All the boxes that had been opened.. every one of them suddenly jumbled together.

So now… for the past week… I have been actively grieving again.

Grieving over the loss of the man I was supposed to spend my life with, until he died.

Grieving over the loss of the man I was hoping to spend my life with, until he walked out.

Grieving the loss of a future I’d planned for 14 years, until he died.

Grieving the loss of a future I’d hoped for with the man I moved 8 hours to be with, until he walked out.

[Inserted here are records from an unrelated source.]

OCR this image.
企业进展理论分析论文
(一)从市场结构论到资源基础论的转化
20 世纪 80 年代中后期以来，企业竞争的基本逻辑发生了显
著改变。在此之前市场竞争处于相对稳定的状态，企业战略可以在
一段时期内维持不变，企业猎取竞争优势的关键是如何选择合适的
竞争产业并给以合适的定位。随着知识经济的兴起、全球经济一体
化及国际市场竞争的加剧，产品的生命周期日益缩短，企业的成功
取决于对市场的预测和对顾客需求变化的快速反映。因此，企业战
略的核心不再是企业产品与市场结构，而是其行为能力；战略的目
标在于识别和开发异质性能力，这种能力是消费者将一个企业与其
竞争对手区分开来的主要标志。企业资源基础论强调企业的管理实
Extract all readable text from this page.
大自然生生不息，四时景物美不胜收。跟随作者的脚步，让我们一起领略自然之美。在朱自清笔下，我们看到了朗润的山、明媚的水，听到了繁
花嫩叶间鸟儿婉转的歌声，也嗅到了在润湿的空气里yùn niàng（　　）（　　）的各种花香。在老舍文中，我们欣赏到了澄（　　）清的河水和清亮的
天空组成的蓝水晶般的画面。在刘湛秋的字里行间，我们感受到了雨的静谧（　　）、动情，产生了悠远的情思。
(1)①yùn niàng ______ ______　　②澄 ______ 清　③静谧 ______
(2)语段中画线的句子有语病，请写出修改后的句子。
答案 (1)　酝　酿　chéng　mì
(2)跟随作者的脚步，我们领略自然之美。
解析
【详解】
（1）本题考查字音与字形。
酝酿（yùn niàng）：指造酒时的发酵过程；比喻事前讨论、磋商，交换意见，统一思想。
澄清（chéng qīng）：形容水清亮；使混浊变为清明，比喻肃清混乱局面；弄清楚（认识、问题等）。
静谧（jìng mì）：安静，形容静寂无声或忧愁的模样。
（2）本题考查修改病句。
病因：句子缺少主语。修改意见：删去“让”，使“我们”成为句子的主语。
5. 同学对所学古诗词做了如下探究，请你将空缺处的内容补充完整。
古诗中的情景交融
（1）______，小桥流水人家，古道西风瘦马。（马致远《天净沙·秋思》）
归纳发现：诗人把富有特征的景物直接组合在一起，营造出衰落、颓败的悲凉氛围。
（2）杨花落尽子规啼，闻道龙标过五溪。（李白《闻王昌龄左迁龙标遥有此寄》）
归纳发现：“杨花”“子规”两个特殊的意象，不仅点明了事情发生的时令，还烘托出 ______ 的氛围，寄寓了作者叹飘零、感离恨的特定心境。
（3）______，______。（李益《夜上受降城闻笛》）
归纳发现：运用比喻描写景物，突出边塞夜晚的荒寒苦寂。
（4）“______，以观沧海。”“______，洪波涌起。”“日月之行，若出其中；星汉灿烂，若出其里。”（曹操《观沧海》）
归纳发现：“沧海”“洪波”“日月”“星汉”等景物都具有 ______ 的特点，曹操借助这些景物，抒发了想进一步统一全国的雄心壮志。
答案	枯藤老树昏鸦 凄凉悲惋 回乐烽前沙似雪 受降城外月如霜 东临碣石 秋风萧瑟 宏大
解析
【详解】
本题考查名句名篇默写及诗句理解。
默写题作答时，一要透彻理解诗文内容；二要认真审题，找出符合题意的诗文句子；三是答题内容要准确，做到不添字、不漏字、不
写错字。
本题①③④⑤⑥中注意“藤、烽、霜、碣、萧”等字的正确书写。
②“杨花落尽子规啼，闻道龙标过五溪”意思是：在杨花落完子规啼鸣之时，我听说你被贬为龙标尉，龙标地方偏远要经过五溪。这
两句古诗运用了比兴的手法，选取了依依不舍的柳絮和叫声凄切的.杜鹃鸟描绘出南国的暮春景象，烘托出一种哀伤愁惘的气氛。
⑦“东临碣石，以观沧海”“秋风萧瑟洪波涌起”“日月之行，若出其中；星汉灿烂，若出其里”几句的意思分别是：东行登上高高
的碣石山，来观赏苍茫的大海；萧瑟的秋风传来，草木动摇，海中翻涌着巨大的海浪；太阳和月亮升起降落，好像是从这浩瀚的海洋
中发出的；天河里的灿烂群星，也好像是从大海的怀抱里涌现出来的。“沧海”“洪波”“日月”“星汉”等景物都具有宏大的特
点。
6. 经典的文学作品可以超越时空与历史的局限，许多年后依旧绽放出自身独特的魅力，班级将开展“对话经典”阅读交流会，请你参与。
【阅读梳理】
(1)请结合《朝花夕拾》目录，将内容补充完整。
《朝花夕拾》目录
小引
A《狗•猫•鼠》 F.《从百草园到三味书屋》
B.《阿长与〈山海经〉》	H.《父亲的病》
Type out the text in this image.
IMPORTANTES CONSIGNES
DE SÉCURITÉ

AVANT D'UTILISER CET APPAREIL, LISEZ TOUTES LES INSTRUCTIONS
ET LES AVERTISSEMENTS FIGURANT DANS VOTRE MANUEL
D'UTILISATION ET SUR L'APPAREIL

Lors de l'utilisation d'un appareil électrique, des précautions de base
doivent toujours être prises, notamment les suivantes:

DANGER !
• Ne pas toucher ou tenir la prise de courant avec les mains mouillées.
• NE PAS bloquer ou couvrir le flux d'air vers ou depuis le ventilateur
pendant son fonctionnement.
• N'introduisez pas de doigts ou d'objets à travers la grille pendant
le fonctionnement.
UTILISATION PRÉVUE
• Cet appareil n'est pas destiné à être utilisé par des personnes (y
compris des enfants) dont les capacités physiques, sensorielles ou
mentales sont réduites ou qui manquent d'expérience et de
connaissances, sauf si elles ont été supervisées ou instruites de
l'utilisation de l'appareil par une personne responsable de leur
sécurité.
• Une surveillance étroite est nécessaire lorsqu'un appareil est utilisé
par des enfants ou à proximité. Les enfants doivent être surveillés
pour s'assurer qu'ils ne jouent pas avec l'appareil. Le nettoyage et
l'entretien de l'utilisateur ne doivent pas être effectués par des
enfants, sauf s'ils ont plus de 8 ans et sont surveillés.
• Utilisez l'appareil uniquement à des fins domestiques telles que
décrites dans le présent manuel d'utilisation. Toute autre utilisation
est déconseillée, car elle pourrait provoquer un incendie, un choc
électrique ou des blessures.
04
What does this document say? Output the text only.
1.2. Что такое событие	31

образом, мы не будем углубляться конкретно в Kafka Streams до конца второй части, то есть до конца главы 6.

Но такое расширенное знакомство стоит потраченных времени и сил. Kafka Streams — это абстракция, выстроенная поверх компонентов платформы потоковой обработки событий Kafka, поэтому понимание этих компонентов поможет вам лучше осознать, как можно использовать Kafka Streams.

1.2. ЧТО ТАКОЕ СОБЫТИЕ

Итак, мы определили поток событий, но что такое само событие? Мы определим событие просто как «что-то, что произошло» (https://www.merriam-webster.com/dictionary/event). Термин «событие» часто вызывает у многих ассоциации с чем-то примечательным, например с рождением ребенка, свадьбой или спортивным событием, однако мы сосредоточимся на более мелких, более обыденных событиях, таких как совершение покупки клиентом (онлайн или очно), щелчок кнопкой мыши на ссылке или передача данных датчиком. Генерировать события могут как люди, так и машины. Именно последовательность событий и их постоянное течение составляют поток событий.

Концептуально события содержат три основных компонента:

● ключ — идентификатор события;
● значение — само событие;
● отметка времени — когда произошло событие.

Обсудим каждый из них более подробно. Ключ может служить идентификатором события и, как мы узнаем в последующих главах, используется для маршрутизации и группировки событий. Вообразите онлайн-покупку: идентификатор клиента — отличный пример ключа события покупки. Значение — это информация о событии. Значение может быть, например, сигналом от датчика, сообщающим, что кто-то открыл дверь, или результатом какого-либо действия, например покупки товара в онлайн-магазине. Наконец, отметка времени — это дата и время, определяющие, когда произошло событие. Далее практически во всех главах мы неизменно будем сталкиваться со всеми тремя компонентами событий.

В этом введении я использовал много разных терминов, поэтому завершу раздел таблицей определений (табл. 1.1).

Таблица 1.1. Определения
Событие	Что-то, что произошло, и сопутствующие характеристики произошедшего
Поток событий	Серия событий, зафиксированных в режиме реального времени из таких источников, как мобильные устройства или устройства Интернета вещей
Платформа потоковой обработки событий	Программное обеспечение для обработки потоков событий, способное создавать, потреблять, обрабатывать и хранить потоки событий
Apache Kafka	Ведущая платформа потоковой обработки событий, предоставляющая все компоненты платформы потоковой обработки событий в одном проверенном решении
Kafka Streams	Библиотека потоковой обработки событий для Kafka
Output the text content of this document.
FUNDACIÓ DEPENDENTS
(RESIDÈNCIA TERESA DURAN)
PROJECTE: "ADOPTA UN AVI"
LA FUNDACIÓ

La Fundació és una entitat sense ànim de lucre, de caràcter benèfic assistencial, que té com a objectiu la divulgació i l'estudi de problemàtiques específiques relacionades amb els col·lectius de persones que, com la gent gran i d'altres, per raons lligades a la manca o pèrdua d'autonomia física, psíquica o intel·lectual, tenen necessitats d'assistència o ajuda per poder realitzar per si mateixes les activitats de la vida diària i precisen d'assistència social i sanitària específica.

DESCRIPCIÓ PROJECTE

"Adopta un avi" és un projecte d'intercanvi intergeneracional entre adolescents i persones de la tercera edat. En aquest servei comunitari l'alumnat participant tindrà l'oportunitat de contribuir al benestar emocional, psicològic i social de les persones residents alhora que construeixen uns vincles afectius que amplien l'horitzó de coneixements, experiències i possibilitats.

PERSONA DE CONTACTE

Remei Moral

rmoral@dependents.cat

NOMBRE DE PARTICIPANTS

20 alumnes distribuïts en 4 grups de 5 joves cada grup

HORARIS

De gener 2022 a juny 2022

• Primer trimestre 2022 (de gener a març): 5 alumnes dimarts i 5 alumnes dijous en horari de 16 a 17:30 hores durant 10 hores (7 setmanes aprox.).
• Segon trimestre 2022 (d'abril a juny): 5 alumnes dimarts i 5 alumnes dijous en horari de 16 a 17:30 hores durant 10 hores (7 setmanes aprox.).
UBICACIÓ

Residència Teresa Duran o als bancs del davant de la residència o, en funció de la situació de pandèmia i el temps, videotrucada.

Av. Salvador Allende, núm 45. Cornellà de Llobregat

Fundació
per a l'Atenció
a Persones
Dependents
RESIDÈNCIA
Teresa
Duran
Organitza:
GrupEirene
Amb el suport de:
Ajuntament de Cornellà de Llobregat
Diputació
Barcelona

For him – there’s a whole lotta reasons why we didn’t work.

For me – it came down to one.  And he walked out when I mentioned the dead guy’s name.

So for the past week, I’ve been actively grieving.  I have been watching Grey’s Anatomy on a marathon basis.  And bawling my face off.  Denny died.  Kathryn Heigl did an amazing job of portraying a grieving widow.  I bawled.  Other people died.  Other people got hurt.  Major characters went through transformative, emotional moments.

And I bawled.

It’s easy to say that I’m crying over the show, but in truth, I’m grieving.  I’m back in the place I was shortly after Mark died… all of it due to me dropping my walls far enough and completely enough for him to walk out and shatter me.

And he has no idea.

I haven’t told him.

I won’t.

The closest I’ve come is when he texted me something and I mentioned that I was struggling and I really couldn’t do this at this time.

But he has no idea how much I’m hurting.

Grieving again… it sucks.  I am the queen of disassociation.  I am good at putting things in boxes.  I am amazing at compartmentalizing and not letting the different parts of my life touch.

Until it overwhelms me.

Until the boxes open.

Until everything is all mixed up, jumbled up, and I’m grieving again.

I really really really want to be looked at like my husband looked at me.  Like Derek Shepherd looks at Meridith Grey.  I really really want that again… but in the meantime… I’m grieving.